热身已然结束,短暂的温存告一段落,乔万娜欣赏着面前姣好的肉体,眼中依然记得七年之前切利尼娜的模样,她似乎没有那么大的变化,却又好像变化到自己快要认不出她了。
“你要好好反省你的过去……”乔万娜举起手中的木板,手指抚摸一边检查是否光滑平整,随后在切利尼娜的臀部留下一个灼热的敲击伤。一道横亘在两半臀肉上的红肿显得和少女如花似玉的肌肤那么格格不入,中间的沟缝倒是幸免于难,只不过但是这一下击打,也是让切利尼娜的身体猛然一颤。
奇妙的感受从被击中的部位展开,切利尼娜的手前有着贴心的棉花可以抓握。一阵酥麻从受击部位传来,不多时有转换成火焰灼烧一般的刺痛。自己还没经历过这样的惩罚,不一样的感受让切利尼娜不敢懈怠,全身心的体会。
“呜啊……”第二下抽打传来,形成的红的痕迹如同平行线一样与上方的横排伤痕对齐。第二次抽打的力气似乎比第一次的还要大,切利尼娜的身体猛然绷紧。木板陷入肌肤,牵动着之前的伤口一并传来痛感。切利尼娜明白,这样的感受只会随着淤伤的部位逐渐积累,而疼痛,最能够让人清醒,逼迫着人去思考。

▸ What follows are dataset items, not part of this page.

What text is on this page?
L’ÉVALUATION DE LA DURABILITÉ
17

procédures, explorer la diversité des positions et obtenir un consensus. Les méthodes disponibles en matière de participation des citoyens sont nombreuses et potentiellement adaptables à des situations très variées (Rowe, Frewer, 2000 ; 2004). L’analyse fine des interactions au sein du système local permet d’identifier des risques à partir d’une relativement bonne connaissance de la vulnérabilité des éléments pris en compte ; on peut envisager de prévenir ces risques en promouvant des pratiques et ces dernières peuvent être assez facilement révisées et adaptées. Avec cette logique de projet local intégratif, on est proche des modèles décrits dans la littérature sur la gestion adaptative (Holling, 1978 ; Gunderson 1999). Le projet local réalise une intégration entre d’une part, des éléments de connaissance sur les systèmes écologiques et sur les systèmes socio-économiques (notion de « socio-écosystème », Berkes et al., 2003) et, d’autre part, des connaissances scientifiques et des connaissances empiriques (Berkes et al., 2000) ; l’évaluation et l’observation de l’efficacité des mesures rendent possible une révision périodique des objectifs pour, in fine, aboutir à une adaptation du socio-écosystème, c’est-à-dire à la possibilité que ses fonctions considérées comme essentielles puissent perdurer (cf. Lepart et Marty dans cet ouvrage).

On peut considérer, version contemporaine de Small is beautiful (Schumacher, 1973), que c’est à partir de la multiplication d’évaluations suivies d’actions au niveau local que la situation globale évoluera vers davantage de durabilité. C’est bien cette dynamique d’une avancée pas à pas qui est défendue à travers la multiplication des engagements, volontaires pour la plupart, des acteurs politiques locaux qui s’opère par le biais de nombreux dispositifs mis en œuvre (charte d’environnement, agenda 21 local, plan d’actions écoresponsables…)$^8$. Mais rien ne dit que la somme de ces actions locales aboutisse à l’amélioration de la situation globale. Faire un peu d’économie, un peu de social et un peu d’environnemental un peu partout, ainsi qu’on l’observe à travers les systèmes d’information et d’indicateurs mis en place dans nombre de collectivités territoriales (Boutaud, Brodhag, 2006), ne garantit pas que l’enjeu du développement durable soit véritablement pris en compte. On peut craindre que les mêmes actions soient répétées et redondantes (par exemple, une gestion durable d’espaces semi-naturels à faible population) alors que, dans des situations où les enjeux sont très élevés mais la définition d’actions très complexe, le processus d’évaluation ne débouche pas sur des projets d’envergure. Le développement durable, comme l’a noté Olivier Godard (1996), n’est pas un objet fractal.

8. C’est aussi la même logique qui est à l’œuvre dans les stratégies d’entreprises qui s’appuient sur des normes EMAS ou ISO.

“你怎么能……不辞而别了无音信?”随着乔万娜的话语,第三次抽打落在切利尼娜的臀部,切利尼娜出于疼痛本能的试图躲避,而腰间的束带将她基本固定。木板落下的区域,红白交织的嫩肉随着击打如同微波粼动,让切利尼娜发出苦闷的哀嚎。切利尼娜感到自己的臀部有如置于炉中烘烤,热辣不已。曾听闻能天使说过,拉特兰有着奇妙的苦行,其中有一条便是用鞭子抽打自己,切利尼娜或许感到,自己确乎是走在对着好友赎罪的朝圣路。
随着屋内传来清脆的,木板和少女身体的碰撞声,切利尼娜的臀部再也找不见一块白净的部分。被击打的部位边缘肿起,各式各样的红痕交错阑干,新伤叠在旧伤之上,粗暴的将好不容易缓和部分痛觉得部位再次狠狠唤醒。“呜啊…嘶哈……”切利尼娜抽着冷气,苦苦忍耐着这般的折磨结束。红肿叠着红肿,颜色顺着纹路一次次的加深,痛楚也在单调的重复中逐渐升级。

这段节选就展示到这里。